La stimulation à 40 Hz n’a pas eu besoin de beaucoup de temps pour déclencher la poussée de cytokines. « Nous avons constaté une augmentation des cytokines après une heure de stimulation », a déclaré M. Garza. « Nous avons vu des signaux de phosphoprotéines après environ 15 minutes de scintillement. »
Environ 15 minutes ont peut-être suffi pour lancer l’ensemble des processus à l’intérieur des cellules et environ 45 minutes de plus ont été nécessaires pour que les cellules sécrètent des cytokines.

Une bombe de 20 Hz

Comme témoins, les chercheurs ont appliqué trois stimuli lumineux supplémentaires et, à leur grand étonnement, tous trois ont eu un effet sur les cytokines. Mais la stimulation à 20 Hz a volé la vedette. « À 20 Hz, les niveaux de cytokines étaient bien plus bas. Cela pourrait aussi être utile.
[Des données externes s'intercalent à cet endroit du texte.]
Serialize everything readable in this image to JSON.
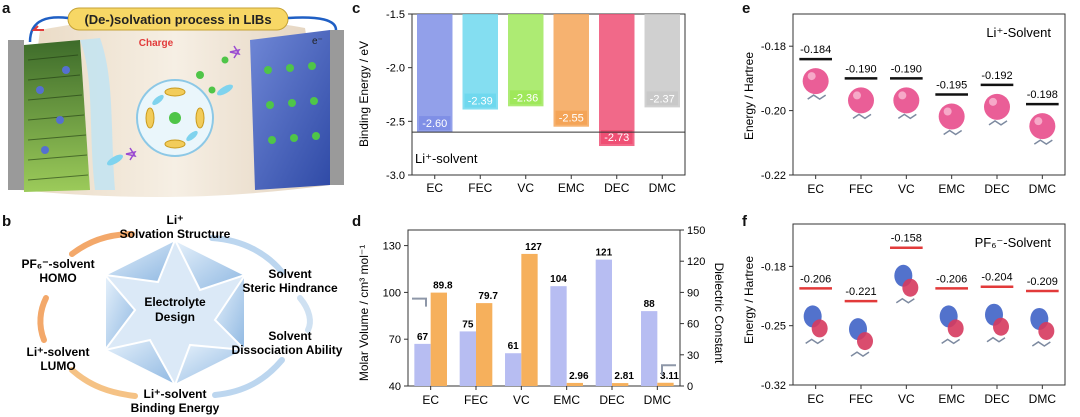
{
  "panel_labels": {
    "a": "a",
    "b": "b",
    "c": "c",
    "d": "d",
    "e": "e",
    "f": "f"
  },
  "colors": {
    "ec": "#7f8fe6",
    "fec": "#6fd8ee",
    "vc": "#9fe85a",
    "emc": "#f4a457",
    "dec": "#ef4f74",
    "dmc": "#c8c8c8",
    "lavender": "#b7bdf2",
    "orange": "#f6b05c",
    "pink": "#e84c8c",
    "red_line": "#e23a3a",
    "arrow": "#1f5fc4",
    "charge": "#e23a3a"
  },
  "panel_a": {
    "title": "(De-)solvation process in LIBs",
    "charge_label": "Charge",
    "electron_label": "e⁻"
  },
  "panel_b": {
    "center_label_1": "Electrolyte",
    "center_label_2": "Design",
    "nodes": [
      {
        "line1": "Li⁺",
        "line2": "Solvation Structure"
      },
      {
        "line1": "Solvent",
        "line2": "Steric Hindrance"
      },
      {
        "line1": "Solvent",
        "line2": "Dissociation Ability"
      },
      {
        "line1": "Li⁺-solvent",
        "line2": "Binding Energy"
      },
      {
        "line1": "Li⁺-solvent",
        "line2": "LUMO"
      },
      {
        "line1": "PF₆⁻-solvent",
        "line2": "HOMO"
      }
    ]
  },
  "chart_data": [
    {
      "id": "c",
      "type": "bar",
      "title": "",
      "ylabel": "Binding Energy / eV",
      "categories": [
        "EC",
        "FEC",
        "VC",
        "EMC",
        "DEC",
        "DMC"
      ],
      "values": [
        -2.6,
        -2.39,
        -2.36,
        -2.55,
        -2.73,
        -2.37
      ],
      "value_labels": [
        "-2.60",
        "-2.39",
        "-2.36",
        "-2.55",
        "-2.73",
        "-2.37"
      ],
      "ylim": [
        -3.0,
        -1.5
      ],
      "yticks": [
        "-1.5",
        "-2.0",
        "-2.5",
        "-3.0"
      ],
      "reference_line": -2.6,
      "annotation": "Li⁺-solvent"
    },
    {
      "id": "d",
      "type": "bar",
      "ylabel_left": "Molar Volume / cm³ mol⁻¹",
      "ylabel_right": "Dielectric Constant",
      "categories": [
        "EC",
        "FEC",
        "VC",
        "EMC",
        "DEC",
        "DMC"
      ],
      "series": [
        {
          "name": "Molar Volume",
          "axis": "left",
          "values": [
            67,
            75,
            61,
            104,
            121,
            88
          ],
          "labels": [
            "67",
            "75",
            "61",
            "104",
            "121",
            "88"
          ]
        },
        {
          "name": "Dielectric Constant",
          "axis": "right",
          "values": [
            89.8,
            79.7,
            127,
            2.96,
            2.81,
            3.11
          ],
          "labels": [
            "89.8",
            "79.7",
            "127",
            "2.96",
            "2.81",
            "3.11"
          ]
        }
      ],
      "ylim_left": [
        40,
        140
      ],
      "yticks_left": [
        "40",
        "70",
        "100",
        "130"
      ],
      "ylim_right": [
        0,
        150
      ],
      "yticks_right": [
        "0",
        "30",
        "60",
        "90",
        "120",
        "150"
      ]
    },
    {
      "id": "e",
      "type": "scatter",
      "ylabel": "Energy / Hartree",
      "categories": [
        "EC",
        "FEC",
        "VC",
        "EMC",
        "DEC",
        "DMC"
      ],
      "values": [
        -0.184,
        -0.19,
        -0.19,
        -0.195,
        -0.192,
        -0.198
      ],
      "value_labels": [
        "-0.184",
        "-0.190",
        "-0.190",
        "-0.195",
        "-0.192",
        "-0.198"
      ],
      "ylim": [
        -0.22,
        -0.17
      ],
      "yticks": [
        "-0.18",
        "-0.20",
        "-0.22"
      ],
      "annotation": "Li⁺-Solvent"
    },
    {
      "id": "f",
      "type": "scatter",
      "ylabel": "Energy / Hartree",
      "categories": [
        "EC",
        "FEC",
        "VC",
        "EMC",
        "DEC",
        "DMC"
      ],
      "values": [
        -0.206,
        -0.221,
        -0.158,
        -0.206,
        -0.204,
        -0.209
      ],
      "value_labels": [
        "-0.206",
        "-0.221",
        "-0.158",
        "-0.206",
        "-0.204",
        "-0.209"
      ],
      "ylim": [
        -0.32,
        -0.13
      ],
      "yticks": [
        "-0.18",
        "-0.25",
        "-0.32"
      ],
      "annotation": "PF₆⁻-Solvent"
    }
  ]
}
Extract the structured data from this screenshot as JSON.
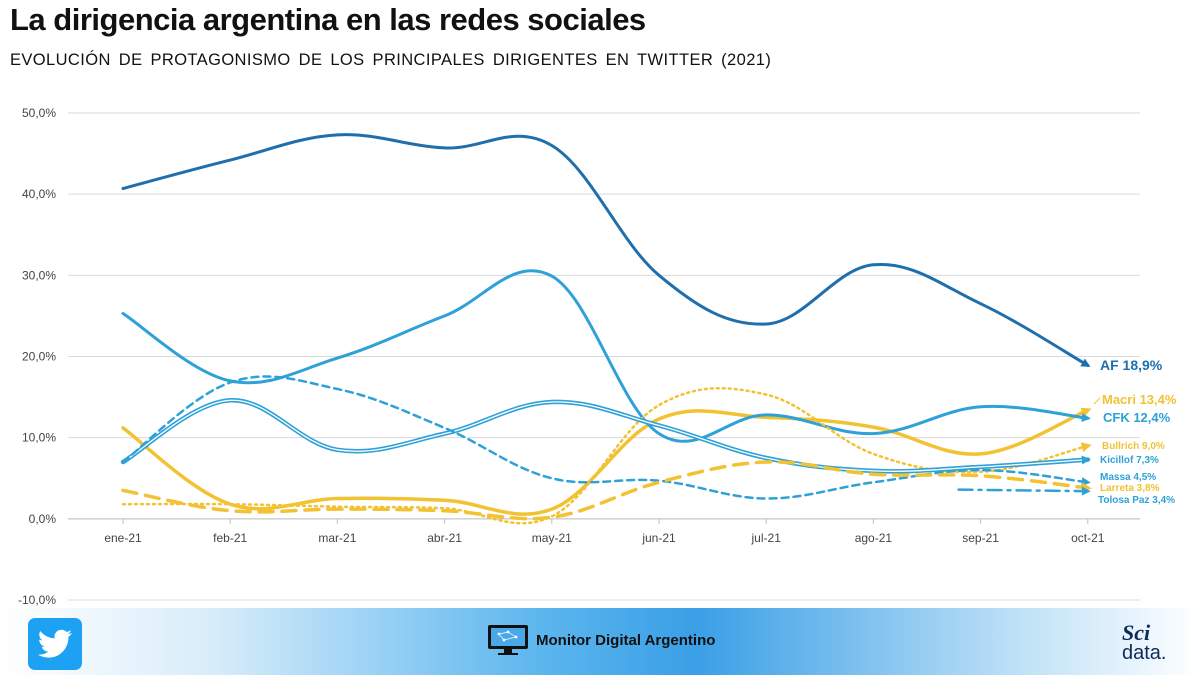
{
  "header": {
    "title": "La dirigencia argentina en las redes sociales",
    "subtitle": "EVOLUCIÓN DE PROTAGONISMO DE LOS PRINCIPALES DIRIGENTES EN TWITTER (2021)"
  },
  "chart_data": {
    "type": "line",
    "title": "La dirigencia argentina en las redes sociales",
    "subtitle": "EVOLUCIÓN DE PROTAGONISMO DE LOS PRINCIPALES DIRIGENTES EN TWITTER (2021)",
    "xlabel": "",
    "ylabel": "",
    "categories": [
      "ene-21",
      "feb-21",
      "mar-21",
      "abr-21",
      "may-21",
      "jun-21",
      "jul-21",
      "ago-21",
      "sep-21",
      "oct-21"
    ],
    "ylim": [
      -10,
      50
    ],
    "yticks": [
      -10,
      0,
      10,
      20,
      30,
      40,
      50
    ],
    "ytick_labels": [
      "-10,0%",
      "0,0%",
      "10,0%",
      "20,0%",
      "30,0%",
      "40,0%",
      "50,0%"
    ],
    "grid": true,
    "legend": "end-of-line labels",
    "series": [
      {
        "name": "AF",
        "label": "AF 18,9%",
        "color": "#1f6fad",
        "style": "solid",
        "width": 3,
        "label_size": 14,
        "values": [
          40.7,
          44.2,
          47.3,
          45.7,
          46.0,
          30.0,
          24.0,
          31.3,
          26.5,
          18.9
        ]
      },
      {
        "name": "Macri",
        "label": "Macri 13,4%",
        "color": "#f2c232",
        "style": "solid",
        "width": 3.5,
        "label_size": 13,
        "values": [
          11.2,
          1.8,
          2.5,
          2.3,
          1.2,
          12.3,
          12.5,
          11.3,
          8.0,
          13.4
        ]
      },
      {
        "name": "CFK",
        "label": "CFK 12,4%",
        "color": "#2ea1d8",
        "style": "solid",
        "width": 3,
        "label_size": 13,
        "values": [
          25.3,
          17.0,
          19.8,
          25.0,
          29.9,
          10.5,
          12.8,
          10.5,
          13.8,
          12.4
        ]
      },
      {
        "name": "Bullrich",
        "label": "Bullrich 9,0%",
        "color": "#f2c232",
        "style": "dotted",
        "width": 2.5,
        "label_size": 10,
        "values": [
          1.8,
          1.8,
          1.5,
          1.3,
          0.3,
          14.0,
          15.3,
          8.0,
          5.8,
          9.0
        ]
      },
      {
        "name": "Kicillof",
        "label": "Kicillof 7,3%",
        "color": "#2ea1d8",
        "style": "double",
        "width": 2,
        "label_size": 10,
        "values": [
          7.0,
          14.6,
          8.5,
          10.5,
          14.4,
          11.5,
          7.5,
          5.9,
          6.4,
          7.3
        ]
      },
      {
        "name": "Massa",
        "label": "Massa 4,5%",
        "color": "#2ea1d8",
        "style": "dashed",
        "width": 2.5,
        "label_size": 10,
        "values": [
          7.0,
          16.8,
          16.0,
          11.2,
          5.0,
          4.7,
          2.5,
          4.5,
          6.0,
          4.5
        ]
      },
      {
        "name": "Larreta",
        "label": "Larreta 3,8%",
        "color": "#f2c232",
        "style": "longdash",
        "width": 3.5,
        "label_size": 10,
        "values": [
          3.5,
          1.0,
          1.2,
          1.0,
          0.2,
          4.5,
          7.0,
          5.5,
          5.3,
          3.8
        ]
      },
      {
        "name": "Tolosa Paz",
        "label": "Tolosa Paz 3,4%",
        "color": "#2ea1d8",
        "style": "dashdot",
        "width": 2.5,
        "label_size": 10,
        "values": [
          null,
          null,
          null,
          null,
          null,
          null,
          null,
          null,
          3.6,
          3.4
        ]
      }
    ]
  },
  "footer": {
    "brand": "Monitor Digital Argentino",
    "logo_top": "Sci",
    "logo_bottom": "data.",
    "icons": [
      "twitter-bird-icon",
      "monitor-icon"
    ]
  }
}
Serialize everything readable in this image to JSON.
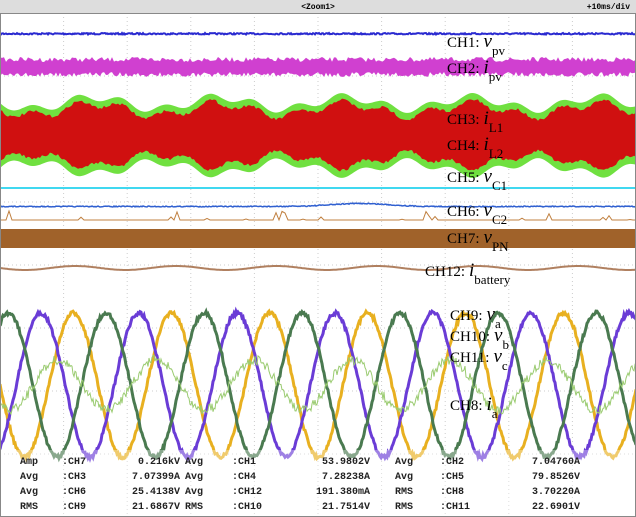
{
  "header": {
    "zoom": "<Zoom1>",
    "timebase": "+10ms/div"
  },
  "channels": [
    {
      "name": "CH1:",
      "symbol": "v",
      "sub": "pv"
    },
    {
      "name": "CH2:",
      "symbol": "i",
      "sub": "pv"
    },
    {
      "name": "CH3:",
      "symbol": "i",
      "sub": "L1"
    },
    {
      "name": "CH4:",
      "symbol": "i",
      "sub": "L2"
    },
    {
      "name": "CH5:",
      "symbol": "v",
      "sub": "C1"
    },
    {
      "name": "CH6:",
      "symbol": "v",
      "sub": "C2"
    },
    {
      "name": "CH7:",
      "symbol": "v",
      "sub": "PN"
    },
    {
      "name": "CH12:",
      "symbol": "i",
      "sub": "battery"
    },
    {
      "name": "CH9:",
      "symbol": "v",
      "sub": "a"
    },
    {
      "name": "CH10:",
      "symbol": "v",
      "sub": "b"
    },
    {
      "name": "CH11:",
      "symbol": "v",
      "sub": "c"
    },
    {
      "name": "CH8:",
      "symbol": "i",
      "sub": "a"
    }
  ],
  "measurements": [
    [
      [
        "Amp",
        ":CH7",
        "0.216kV"
      ],
      [
        "Avg",
        ":CH1",
        "53.9802V"
      ],
      [
        "Avg",
        ":CH2",
        "7.04760A"
      ]
    ],
    [
      [
        "Avg",
        ":CH3",
        "7.07399A"
      ],
      [
        "Avg",
        ":CH4",
        "7.28238A"
      ],
      [
        "Avg",
        ":CH5",
        "79.8526V"
      ]
    ],
    [
      [
        "Avg",
        ":CH6",
        "25.4138V"
      ],
      [
        "Avg",
        ":CH12",
        "191.380mA"
      ],
      [
        "RMS",
        ":CH8",
        "3.70220A"
      ]
    ],
    [
      [
        "RMS",
        ":CH9",
        "21.6867V"
      ],
      [
        "RMS",
        ":CH10",
        "21.7514V"
      ],
      [
        "RMS",
        ":CH11",
        "22.6901V"
      ]
    ]
  ]
}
Il peut y avoir des circonstances où vous voulez supprimer les cytokines », a dit Singer. « Nous pensons que différents types de stimulation pourraient potentiellement devenir une plateforme d’outils dans des contextes variés comme la maladie de Parkinson ou la schizophrénie. »
Toutefois l’équipe de recherche met en garde contre les personnes qui improvisent elles-mêmes des thérapies lumineuses, car il faut davantage de données pour établir de manière approfondie les effets sur l’homme, et se tromper de fréquence pourrait même causer des dégâts. Une vidéo montre comment cette approche par des lumières pulsées fonctionne.

Cette recherche a été publié dans The Journal of Neuroscience.